Appearing at a church in the same Pocono Mountains region where Eric Frein spent 48 days on the run, Bryon and Darla Dickson said forgiveness has helped them move on and avoid becoming bitter.
"It doesn't do you any good to hate somebody for whatever they have done to you, because all it does is eat you up. And in the end, what does it do for you? Absolutely nothing," said Bryon Dickson.
Frein, 32, is charged in the Sept. 12 ambush that killed Cpl. Bryon Dickson II and critically injured Trooper Alex Douglass.
The alleged gunman, an anti-government survivalist, led police on a tense, six-week manhunt through the northeastern Pennsylvania woods before U.S. marshals caught him outside an abandoned airplane hangar, about 30 miles from the barracks where authorities say he opened fire during a late-night shift change.
Frein has pleaded not guilty. Prosecutors are seeking the death penalty.
After the service, Darla Dickson told The Associated Press she would accept whatever punishment is ultimately meted out to Frein if he is convicted, either the death penalty or life in prison.
"Justice lays behind us at the grave, where my son's body is buried," she said. "And Eric Frein is chained to that place of justice. He has to be held accountable for what he has done."
Addressing the congregation, Darla Dickson recalled the moment that every parent of a police officer or soldier dreads: the knock on the door. It came around 2:30 a.m., more than three hours after the ambush, when a trooper and chaplain brought word that her son had been killed in the line of duty.
"What I experienced was just a disbelief beyond degree," she said from the stage of Community Church in Tobyhanna, about 10 miles from the home of Frein's parents, where the search was centered. "It was very surreal.
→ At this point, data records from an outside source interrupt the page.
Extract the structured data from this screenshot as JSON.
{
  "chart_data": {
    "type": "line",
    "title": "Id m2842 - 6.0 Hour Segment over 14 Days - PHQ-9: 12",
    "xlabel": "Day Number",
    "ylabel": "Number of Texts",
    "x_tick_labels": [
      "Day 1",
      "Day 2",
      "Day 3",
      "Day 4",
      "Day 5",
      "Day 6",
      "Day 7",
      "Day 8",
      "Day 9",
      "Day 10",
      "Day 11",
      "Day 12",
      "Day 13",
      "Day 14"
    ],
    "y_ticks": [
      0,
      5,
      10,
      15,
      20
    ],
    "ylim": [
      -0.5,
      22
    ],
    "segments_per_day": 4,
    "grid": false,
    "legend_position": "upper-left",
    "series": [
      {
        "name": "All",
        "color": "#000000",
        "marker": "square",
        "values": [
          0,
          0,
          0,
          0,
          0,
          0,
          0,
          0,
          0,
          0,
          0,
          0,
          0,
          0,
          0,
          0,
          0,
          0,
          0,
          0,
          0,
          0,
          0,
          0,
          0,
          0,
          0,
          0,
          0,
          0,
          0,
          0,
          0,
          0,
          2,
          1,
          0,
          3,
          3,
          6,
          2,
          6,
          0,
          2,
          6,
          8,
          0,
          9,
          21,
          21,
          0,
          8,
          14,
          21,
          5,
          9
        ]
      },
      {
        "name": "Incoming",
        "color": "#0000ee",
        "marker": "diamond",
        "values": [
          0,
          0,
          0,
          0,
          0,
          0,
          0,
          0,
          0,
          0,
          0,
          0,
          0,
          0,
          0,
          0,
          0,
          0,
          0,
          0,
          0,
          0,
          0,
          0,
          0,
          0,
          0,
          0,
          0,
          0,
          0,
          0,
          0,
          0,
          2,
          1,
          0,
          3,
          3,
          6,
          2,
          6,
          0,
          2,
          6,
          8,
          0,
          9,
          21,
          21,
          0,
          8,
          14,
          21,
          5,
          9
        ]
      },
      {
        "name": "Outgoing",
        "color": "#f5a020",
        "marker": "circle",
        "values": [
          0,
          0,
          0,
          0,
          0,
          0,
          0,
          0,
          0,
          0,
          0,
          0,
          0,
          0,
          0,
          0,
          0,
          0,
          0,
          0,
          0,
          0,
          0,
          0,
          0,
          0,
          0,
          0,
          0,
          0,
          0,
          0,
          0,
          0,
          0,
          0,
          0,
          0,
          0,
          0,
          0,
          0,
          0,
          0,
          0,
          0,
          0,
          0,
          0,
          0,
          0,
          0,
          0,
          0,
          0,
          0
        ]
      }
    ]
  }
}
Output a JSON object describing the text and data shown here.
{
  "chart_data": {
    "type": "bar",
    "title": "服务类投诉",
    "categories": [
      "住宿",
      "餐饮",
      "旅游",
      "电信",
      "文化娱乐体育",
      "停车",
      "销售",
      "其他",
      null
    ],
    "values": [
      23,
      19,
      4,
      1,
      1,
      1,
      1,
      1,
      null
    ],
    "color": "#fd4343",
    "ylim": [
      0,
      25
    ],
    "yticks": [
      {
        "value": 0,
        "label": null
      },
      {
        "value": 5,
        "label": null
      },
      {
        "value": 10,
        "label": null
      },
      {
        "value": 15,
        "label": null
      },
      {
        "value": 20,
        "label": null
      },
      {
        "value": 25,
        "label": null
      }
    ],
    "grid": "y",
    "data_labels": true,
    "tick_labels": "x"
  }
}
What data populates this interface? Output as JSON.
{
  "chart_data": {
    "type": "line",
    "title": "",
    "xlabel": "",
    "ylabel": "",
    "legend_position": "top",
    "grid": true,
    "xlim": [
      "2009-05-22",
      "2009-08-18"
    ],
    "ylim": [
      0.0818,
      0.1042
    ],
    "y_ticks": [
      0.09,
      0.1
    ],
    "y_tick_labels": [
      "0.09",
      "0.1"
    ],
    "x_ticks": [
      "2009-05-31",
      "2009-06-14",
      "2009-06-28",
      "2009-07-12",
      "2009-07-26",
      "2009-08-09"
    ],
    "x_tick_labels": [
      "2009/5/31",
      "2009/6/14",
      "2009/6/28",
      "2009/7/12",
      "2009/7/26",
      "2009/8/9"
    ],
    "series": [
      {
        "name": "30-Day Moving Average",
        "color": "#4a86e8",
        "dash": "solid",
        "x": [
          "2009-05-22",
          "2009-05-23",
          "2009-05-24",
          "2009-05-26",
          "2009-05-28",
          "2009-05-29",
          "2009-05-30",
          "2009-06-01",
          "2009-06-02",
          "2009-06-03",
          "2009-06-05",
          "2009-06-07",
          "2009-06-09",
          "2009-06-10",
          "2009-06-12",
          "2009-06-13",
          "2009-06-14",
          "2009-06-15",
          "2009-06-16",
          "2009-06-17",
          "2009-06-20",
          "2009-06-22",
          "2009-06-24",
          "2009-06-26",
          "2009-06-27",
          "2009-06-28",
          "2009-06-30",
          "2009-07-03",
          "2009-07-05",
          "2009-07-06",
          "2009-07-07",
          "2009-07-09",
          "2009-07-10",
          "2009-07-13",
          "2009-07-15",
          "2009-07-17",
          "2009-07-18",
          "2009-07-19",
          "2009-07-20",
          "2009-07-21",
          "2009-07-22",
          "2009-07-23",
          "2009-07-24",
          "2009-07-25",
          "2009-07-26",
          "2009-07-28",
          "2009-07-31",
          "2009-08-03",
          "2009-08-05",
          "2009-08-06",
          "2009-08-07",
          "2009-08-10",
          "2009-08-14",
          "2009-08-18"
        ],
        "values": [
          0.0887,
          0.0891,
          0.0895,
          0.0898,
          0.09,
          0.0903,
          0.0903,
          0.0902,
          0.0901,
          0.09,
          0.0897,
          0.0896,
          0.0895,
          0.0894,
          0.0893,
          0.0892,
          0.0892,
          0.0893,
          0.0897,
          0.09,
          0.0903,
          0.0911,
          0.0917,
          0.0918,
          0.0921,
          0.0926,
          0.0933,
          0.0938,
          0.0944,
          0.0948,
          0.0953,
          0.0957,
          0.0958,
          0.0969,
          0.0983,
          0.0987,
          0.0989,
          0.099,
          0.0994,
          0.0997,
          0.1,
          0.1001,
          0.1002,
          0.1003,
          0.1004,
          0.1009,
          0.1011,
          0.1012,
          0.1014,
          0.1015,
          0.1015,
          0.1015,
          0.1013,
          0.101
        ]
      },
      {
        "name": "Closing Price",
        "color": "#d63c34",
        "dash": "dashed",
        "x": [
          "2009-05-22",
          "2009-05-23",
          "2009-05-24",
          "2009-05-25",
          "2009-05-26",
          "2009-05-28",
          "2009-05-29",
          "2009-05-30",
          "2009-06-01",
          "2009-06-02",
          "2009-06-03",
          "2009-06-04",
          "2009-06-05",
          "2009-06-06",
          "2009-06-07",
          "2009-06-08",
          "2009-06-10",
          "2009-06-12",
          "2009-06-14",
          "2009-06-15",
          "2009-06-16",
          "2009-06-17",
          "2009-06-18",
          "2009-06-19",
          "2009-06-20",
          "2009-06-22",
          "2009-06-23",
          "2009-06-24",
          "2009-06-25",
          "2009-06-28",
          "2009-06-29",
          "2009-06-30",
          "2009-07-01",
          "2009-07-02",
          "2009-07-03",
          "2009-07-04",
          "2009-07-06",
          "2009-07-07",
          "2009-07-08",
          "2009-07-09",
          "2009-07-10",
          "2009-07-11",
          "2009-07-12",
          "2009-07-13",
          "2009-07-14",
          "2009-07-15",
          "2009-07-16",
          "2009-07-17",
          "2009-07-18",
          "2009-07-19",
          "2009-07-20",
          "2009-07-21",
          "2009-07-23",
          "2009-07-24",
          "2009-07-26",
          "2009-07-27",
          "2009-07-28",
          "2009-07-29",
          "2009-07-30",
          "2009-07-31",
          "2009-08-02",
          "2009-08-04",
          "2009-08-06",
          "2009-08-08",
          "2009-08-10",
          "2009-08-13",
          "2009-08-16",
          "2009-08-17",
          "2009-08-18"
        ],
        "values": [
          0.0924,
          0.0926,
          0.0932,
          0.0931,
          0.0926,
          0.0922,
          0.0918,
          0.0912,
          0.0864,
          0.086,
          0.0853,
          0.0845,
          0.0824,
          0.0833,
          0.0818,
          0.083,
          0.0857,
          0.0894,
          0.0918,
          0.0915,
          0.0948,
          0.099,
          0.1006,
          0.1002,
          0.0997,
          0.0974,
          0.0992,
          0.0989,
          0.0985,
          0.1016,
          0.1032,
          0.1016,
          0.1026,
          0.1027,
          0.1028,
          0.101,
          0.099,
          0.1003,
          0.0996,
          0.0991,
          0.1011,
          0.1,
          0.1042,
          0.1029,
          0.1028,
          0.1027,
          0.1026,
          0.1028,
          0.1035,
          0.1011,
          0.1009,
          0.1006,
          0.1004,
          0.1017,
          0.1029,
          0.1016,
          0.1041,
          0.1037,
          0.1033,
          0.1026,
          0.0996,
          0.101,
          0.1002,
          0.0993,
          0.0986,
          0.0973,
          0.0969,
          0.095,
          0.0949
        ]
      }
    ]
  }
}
I just could not even wrap my mind around it."
She acknowledged that it hasn't been easy to forgive Frein, who authorities said did not know her son or Douglass.
"There were days when we had to get up, and it was difficult to set one foot in front of the other and face the world," she said.
But the Dicksons said their Christian faith has brought them great comfort - and teaches them that just as God has forgiven them, they are to forgive others.
"Not keeping a record of wrongdoing gives you hope for tomorrow, a sense of love that displaces all evil in the world," Darla Dickson said.
Their appearance came as the church celebrated "Blue Sunday," paying tribute to law enforcement. The pastor, David Crosby Jr., brought several state police troopers and local police chiefs on stage to cheers and applause from the congregation of hundreds.
Crosby prayed for the safety and protection of law enforcement, as well as for "healing and restoration" in Baltimore, where rioting followed the death of a black man in police custody. Six police officers were charged Friday in Freddie Gray's death.
Darla Dickson told the AP she doesn't think about Frein. Instead, she focuses on her son, a 38-year-old Marine veteran who left behind a wife and two young sons.
"I miss my son. I grieve for him," she said. "But it's not the kind of grief that the rest of the world carries. I have that hope that I will see him again."